Gun shot, siren at 100 feet

140

 

It’s possible for your hearing to be harmed by one-time exposure to an incredibly loud noise, such as a powerful explosion, but that’s rare. Most hearing loss is caused by repeated exposure to noise above 85 dB for long periods of time, over many years. This is very common, especially in individuals who work jobs where exposure to loud noise is commonplace, such as construction workers, musicians, and soldiers. 

It’s regrettably easy to get used to loud noise, such that you may not even realize your environment could be damaging your hearing. That’s why it’s important to recognize the warning signs. Does anyplace you frequent share any or all of these qualities?

  • You have difficulty carrying on a conversation over the sound
  • The sound makes your ears hurt or causes headaches
  • Your ears are ringing or other sounds seem muffled after you leave

In all those cases, the noise level is dangerously high and repeated exposure will cause damage to your hearing. 

Fortunately, preventing hearing loss due to loud noise is simple: 

  1. When you’re in control of the volume — when you’re listening to music or watching TV, for instance — keep the volume at a comfortably low level and control other sources of noise so you don’t feel the need to continually turn the volume up. 
  2. Wear ear protection anytime you know you are likely to be exposed to loud noise. This includes when you’re using power tools, mowing the lawn, attending a concert, and especially while you’re at work if you work in a dangerously noisy environment.

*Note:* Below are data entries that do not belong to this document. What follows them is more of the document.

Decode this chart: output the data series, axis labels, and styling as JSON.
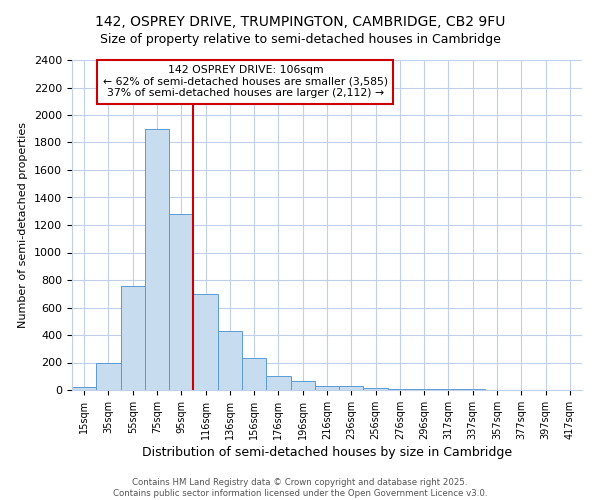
{
  "title1": "142, OSPREY DRIVE, TRUMPINGTON, CAMBRIDGE, CB2 9FU",
  "title2": "Size of property relative to semi-detached houses in Cambridge",
  "xlabel": "Distribution of semi-detached houses by size in Cambridge",
  "ylabel": "Number of semi-detached properties",
  "categories": [
    "15sqm",
    "35sqm",
    "55sqm",
    "75sqm",
    "95sqm",
    "116sqm",
    "136sqm",
    "156sqm",
    "176sqm",
    "196sqm",
    "216sqm",
    "236sqm",
    "256sqm",
    "276sqm",
    "296sqm",
    "317sqm",
    "337sqm",
    "357sqm",
    "377sqm",
    "397sqm",
    "417sqm"
  ],
  "values": [
    25,
    200,
    760,
    1900,
    1280,
    700,
    430,
    230,
    105,
    65,
    30,
    30,
    15,
    10,
    5,
    5,
    5,
    3,
    2,
    1,
    0
  ],
  "bar_color": "#c8dcf0",
  "bar_edge_color": "#5b9bd5",
  "vline_color": "#cc0000",
  "annotation_title": "142 OSPREY DRIVE: 106sqm",
  "annotation_line1": "← 62% of semi-detached houses are smaller (3,585)",
  "annotation_line2": "37% of semi-detached houses are larger (2,112) →",
  "box_color": "#cc0000",
  "ylim": [
    0,
    2400
  ],
  "yticks": [
    0,
    200,
    400,
    600,
    800,
    1000,
    1200,
    1400,
    1600,
    1800,
    2000,
    2200,
    2400
  ],
  "footer1": "Contains HM Land Registry data © Crown copyright and database right 2025.",
  "footer2": "Contains public sector information licensed under the Open Government Licence v3.0.",
  "bg_color": "#ffffff",
  "grid_color": "#c0d0e8",
  "title_fontsize": 10,
  "subtitle_fontsize": 9
}
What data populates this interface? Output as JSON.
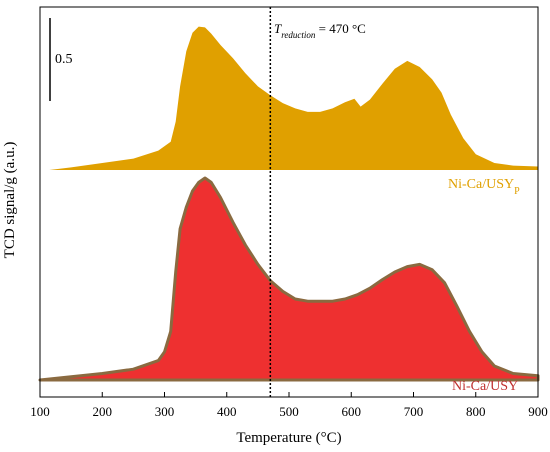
{
  "chart_data": {
    "type": "area",
    "xlabel": "Temperature (°C)",
    "ylabel": "TCD signal/g (a.u.)",
    "xlim": [
      100,
      900
    ],
    "x_ticks": [
      100,
      200,
      300,
      400,
      500,
      600,
      700,
      800,
      900
    ],
    "x_tick_labels": [
      "100",
      "200",
      "300",
      "400",
      "500",
      "600",
      "700",
      "800",
      "900"
    ],
    "y_ticks": "none",
    "grid": false,
    "scale_bar": {
      "label": "0.5",
      "value": 0.5
    },
    "reduction_line": {
      "x": 470,
      "label_main": "T",
      "label_sub": "reduction",
      "label_rest": " = 470 °C"
    },
    "series": [
      {
        "name": "Ni-Ca/USY",
        "name_sub": "P",
        "label_main": "Ni-Ca/USY",
        "color": "#E0A000",
        "offset": 1.0,
        "x": [
          115,
          150,
          200,
          250,
          290,
          310,
          318,
          325,
          335,
          345,
          355,
          365,
          375,
          390,
          410,
          430,
          450,
          470,
          490,
          510,
          530,
          550,
          570,
          590,
          605,
          615,
          630,
          650,
          670,
          690,
          710,
          730,
          745,
          760,
          780,
          800,
          830,
          860,
          900
        ],
        "y": [
          0.0,
          0.03,
          0.08,
          0.13,
          0.22,
          0.32,
          0.55,
          0.95,
          1.35,
          1.56,
          1.63,
          1.62,
          1.55,
          1.42,
          1.27,
          1.1,
          0.95,
          0.85,
          0.76,
          0.7,
          0.66,
          0.66,
          0.7,
          0.77,
          0.81,
          0.72,
          0.8,
          0.98,
          1.15,
          1.24,
          1.17,
          1.03,
          0.88,
          0.63,
          0.36,
          0.18,
          0.08,
          0.05,
          0.04
        ]
      },
      {
        "name": "Ni-Ca/USY",
        "name_sub": "",
        "label_main": "Ni-Ca/USY",
        "color": "#EE3030",
        "edge_color": "#8a6a40",
        "offset": 0.0,
        "x": [
          100,
          150,
          200,
          250,
          290,
          300,
          310,
          318,
          325,
          335,
          345,
          355,
          365,
          375,
          390,
          410,
          430,
          450,
          470,
          490,
          510,
          530,
          550,
          570,
          590,
          610,
          630,
          650,
          670,
          690,
          710,
          730,
          750,
          770,
          790,
          810,
          830,
          860,
          900
        ],
        "y": [
          0.0,
          0.03,
          0.06,
          0.1,
          0.18,
          0.26,
          0.45,
          1.0,
          1.4,
          1.6,
          1.75,
          1.83,
          1.87,
          1.83,
          1.69,
          1.46,
          1.25,
          1.07,
          0.92,
          0.82,
          0.75,
          0.73,
          0.73,
          0.73,
          0.75,
          0.79,
          0.85,
          0.93,
          1.0,
          1.05,
          1.07,
          1.02,
          0.9,
          0.68,
          0.45,
          0.26,
          0.13,
          0.06,
          0.04
        ]
      }
    ]
  }
}
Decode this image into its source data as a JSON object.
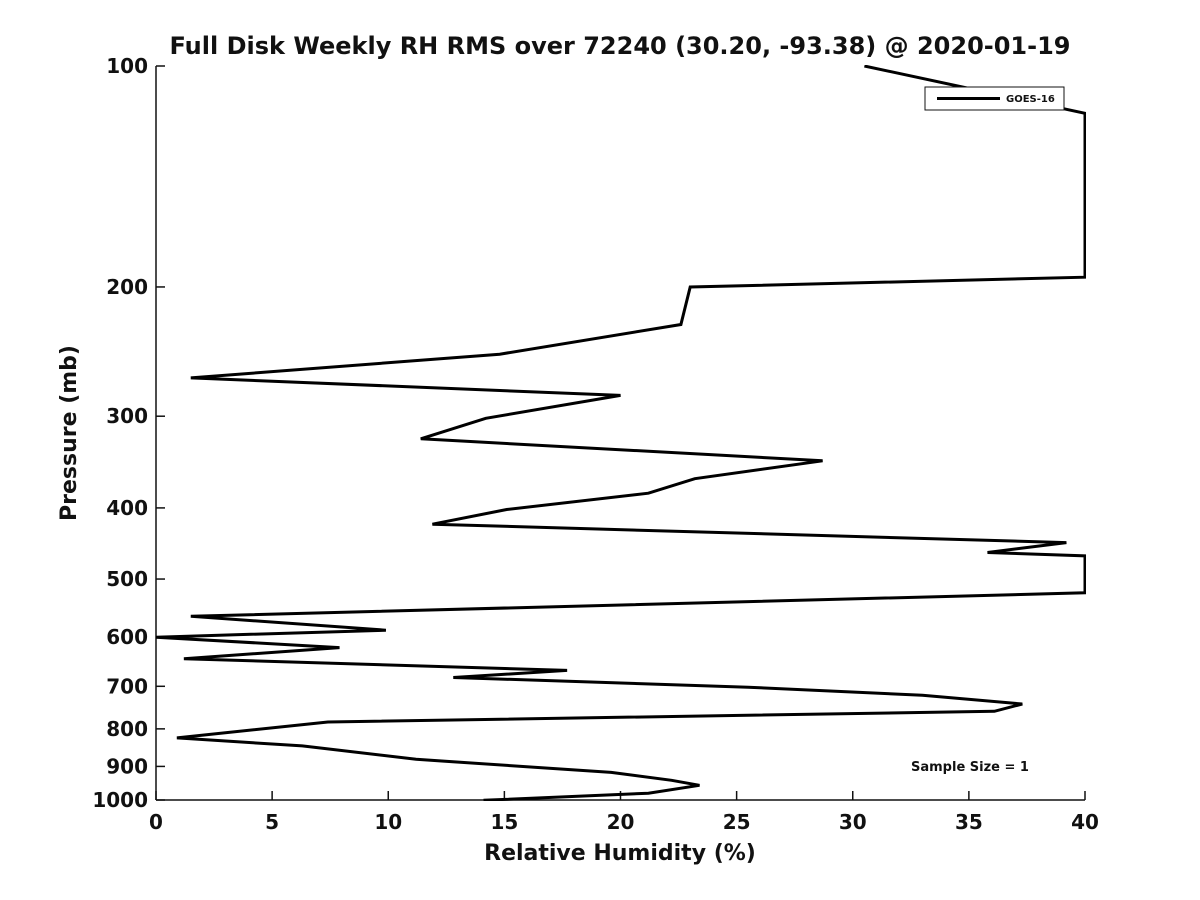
{
  "chart_data": {
    "type": "line",
    "title": "Full Disk Weekly RH RMS over 72240 (30.20, -93.38) @ 2020-01-19",
    "xlabel": "Relative Humidity (%)",
    "ylabel": "Pressure (mb)",
    "xlim": [
      0,
      40
    ],
    "ylim": [
      100,
      1000
    ],
    "y_scale": "log",
    "y_reversed": true,
    "x_ticks": [
      "0",
      "5",
      "10",
      "15",
      "20",
      "25",
      "30",
      "35",
      "40"
    ],
    "y_ticks": [
      "100",
      "200",
      "300",
      "400",
      "500",
      "600",
      "700",
      "800",
      "900",
      "1000"
    ],
    "grid": false,
    "legend_position": "top-right",
    "annotation": "Sample Size = 1",
    "series": [
      {
        "name": "GOES-16",
        "color": "#000000",
        "points": [
          [
            30.5,
            100
          ],
          [
            40,
            116
          ],
          [
            40,
            194
          ],
          [
            23.0,
            200
          ],
          [
            22.6,
            225
          ],
          [
            14.8,
            247
          ],
          [
            1.5,
            266
          ],
          [
            20.0,
            281
          ],
          [
            14.2,
            302
          ],
          [
            11.4,
            322
          ],
          [
            28.7,
            345
          ],
          [
            23.2,
            365
          ],
          [
            21.2,
            382
          ],
          [
            15.1,
            402
          ],
          [
            11.9,
            421
          ],
          [
            39.2,
            446
          ],
          [
            35.8,
            460
          ],
          [
            40,
            465
          ],
          [
            40,
            522
          ],
          [
            1.5,
            562
          ],
          [
            9.9,
            587
          ],
          [
            0,
            600
          ],
          [
            7.9,
            620
          ],
          [
            1.2,
            642
          ],
          [
            17.7,
            666
          ],
          [
            12.8,
            681
          ],
          [
            25.5,
            702
          ],
          [
            33.0,
            720
          ],
          [
            37.3,
            740
          ],
          [
            36.1,
            757
          ],
          [
            7.4,
            783
          ],
          [
            0.9,
            823
          ],
          [
            6.3,
            844
          ],
          [
            11.2,
            880
          ],
          [
            19.6,
            917
          ],
          [
            22.2,
            940
          ],
          [
            23.4,
            955
          ],
          [
            21.2,
            979
          ],
          [
            14.1,
            1001
          ]
        ]
      }
    ]
  }
}
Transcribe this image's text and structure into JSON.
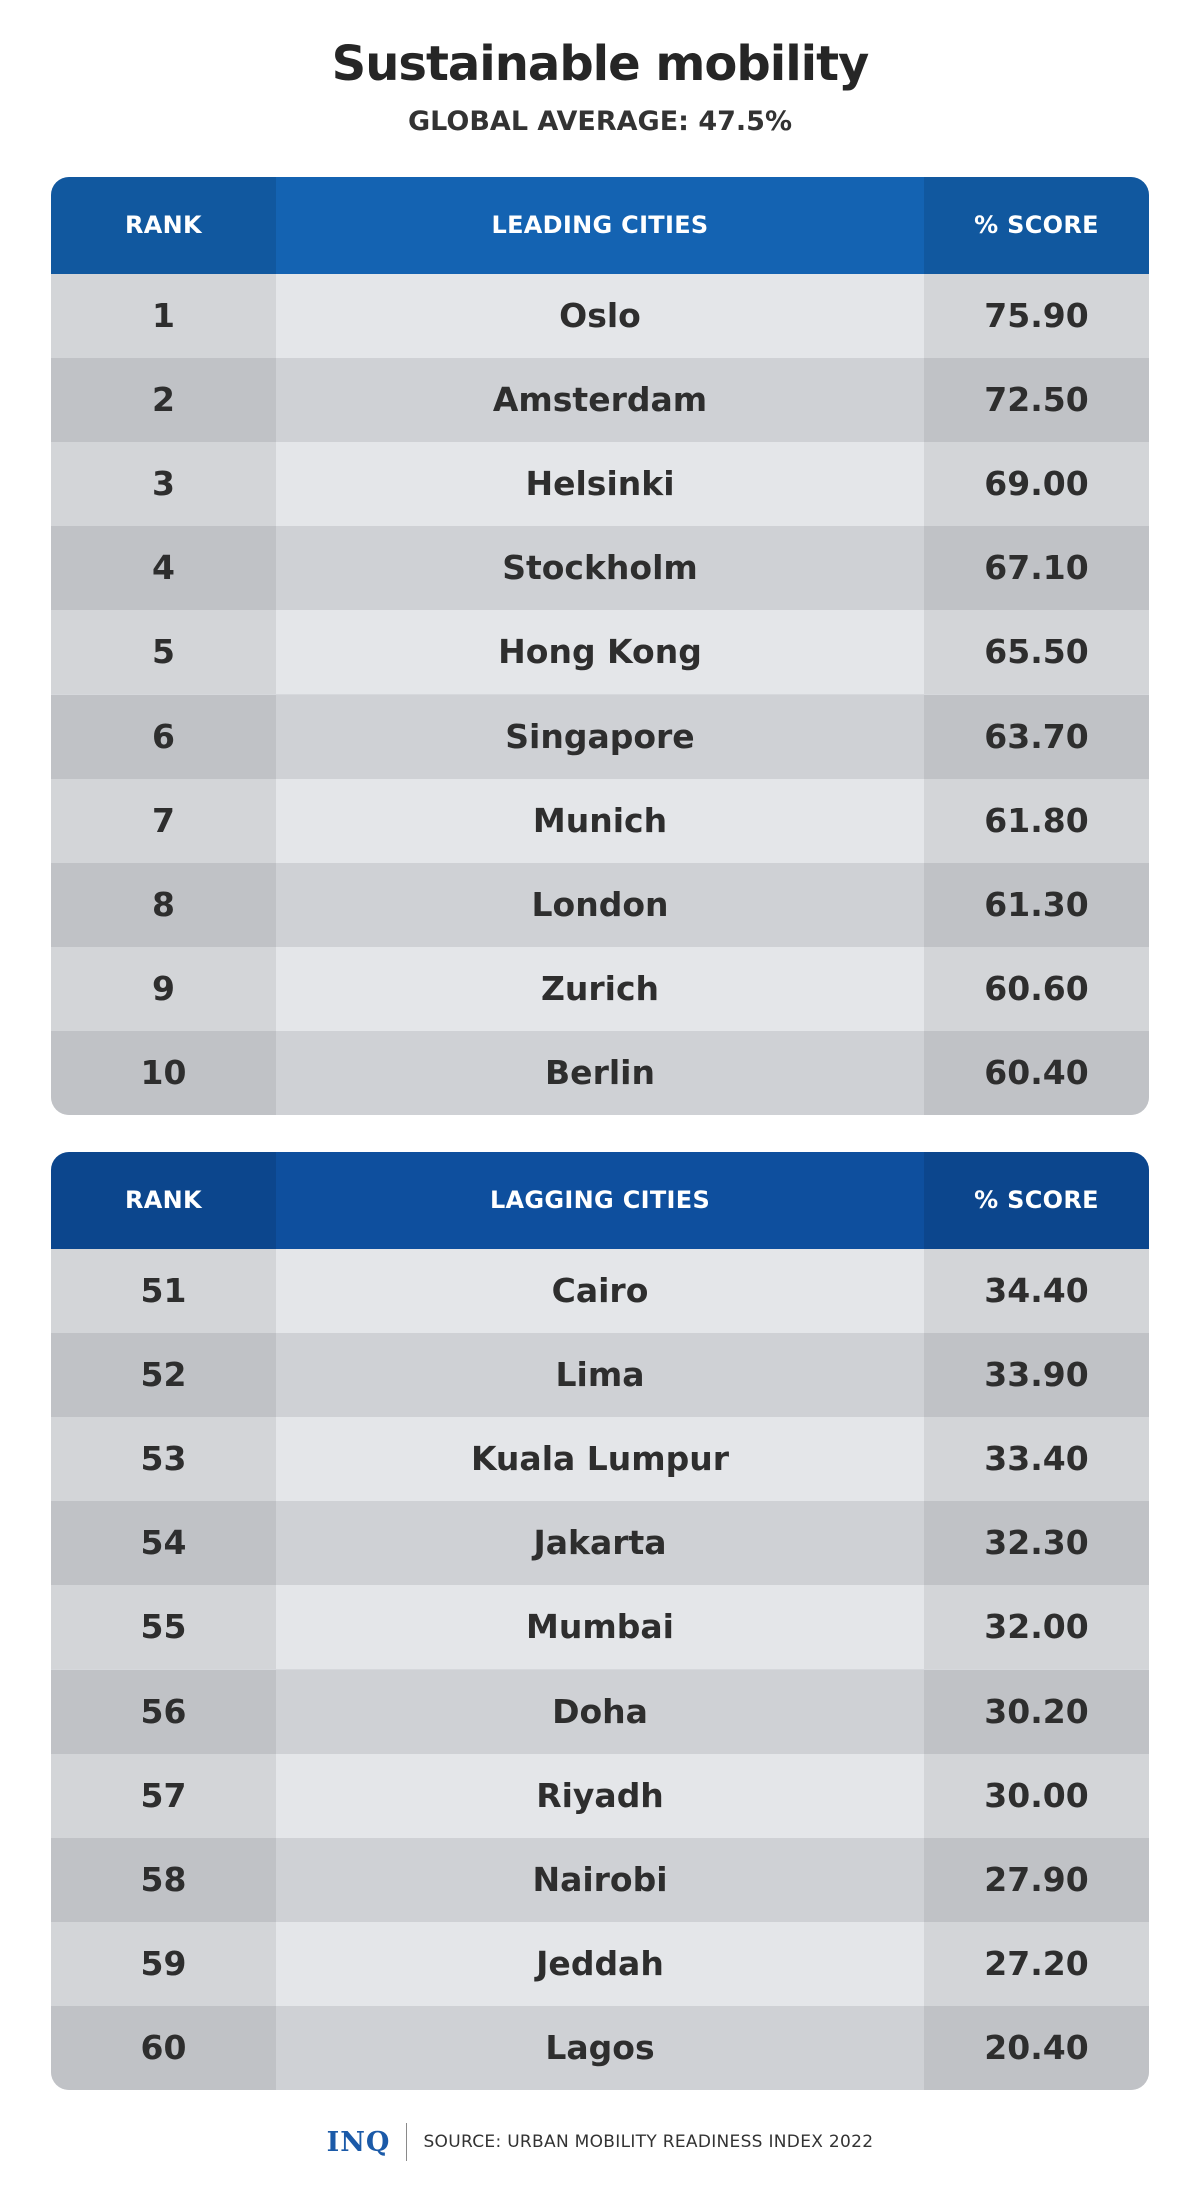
{
  "title": "Sustainable mobility",
  "subtitle": "GLOBAL AVERAGE: 47.5%",
  "colors": {
    "leading_header": "#1463b2",
    "lagging_header": "#0e4f9e",
    "row_light": "#e4e6e9",
    "row_dark": "#cfd1d5",
    "logo": "#1b5aa8"
  },
  "chart_data": [
    {
      "type": "table",
      "columns": [
        "RANK",
        "LEADING CITIES",
        "% SCORE"
      ],
      "rows": [
        [
          "1",
          "Oslo",
          "75.90"
        ],
        [
          "2",
          "Amsterdam",
          "72.50"
        ],
        [
          "3",
          "Helsinki",
          "69.00"
        ],
        [
          "4",
          "Stockholm",
          "67.10"
        ],
        [
          "5",
          "Hong Kong",
          "65.50"
        ],
        [
          "6",
          "Singapore",
          "63.70"
        ],
        [
          "7",
          "Munich",
          "61.80"
        ],
        [
          "8",
          "London",
          "61.30"
        ],
        [
          "9",
          "Zurich",
          "60.60"
        ],
        [
          "10",
          "Berlin",
          "60.40"
        ]
      ]
    },
    {
      "type": "table",
      "columns": [
        "RANK",
        "LAGGING CITIES",
        "% SCORE"
      ],
      "rows": [
        [
          "51",
          "Cairo",
          "34.40"
        ],
        [
          "52",
          "Lima",
          "33.90"
        ],
        [
          "53",
          "Kuala Lumpur",
          "33.40"
        ],
        [
          "54",
          "Jakarta",
          "32.30"
        ],
        [
          "55",
          "Mumbai",
          "32.00"
        ],
        [
          "56",
          "Doha",
          "30.20"
        ],
        [
          "57",
          "Riyadh",
          "30.00"
        ],
        [
          "58",
          "Nairobi",
          "27.90"
        ],
        [
          "59",
          "Jeddah",
          "27.20"
        ],
        [
          "60",
          "Lagos",
          "20.40"
        ]
      ]
    }
  ],
  "footer": {
    "logo": "INQ",
    "source": "SOURCE: URBAN MOBILITY READINESS INDEX 2022"
  }
}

How to prevent hearing loss from natural causes

Thus far, science hasn’t provided any surefire ways to prevent the natural loss of hearing acuity that affects most people to some extent from middle age on. It happens because the tiny hairs described in the video that are integral to the entire process of hearing start wearing down and becoming less sensitive over time. 

Don’t make it worse

The best thing you can do is to not make things worse or speed up the process by following all the tips outlined above. 

Keep your ear canals clean

You’ll also need to keep your ear canals clear of excess earwax, which can block sound if it becomes impacted inside the ear canal. Like so many other bodily functions, the production and recycling of earwax can become a little unbalanced as you age and excess wax can become more of an issue than it once was. 

If you’re following the rules above, you’ll refrain from jamming a Q-tip into your ear canal to clean it out. Healthline offers an in-depth look at how to clean your ears safely

Get your hearing checked regularly

Finally, be sure to include regular hearing checkups into your healthcare routine. Audiologists recommend a standard screening every year. If you’re already facing hearing loss to some degree, your audiologist may recommend a different schedule. 

Follow these practical tips to be sure your amazing ability to hear stays as clear as possible for as long as possible.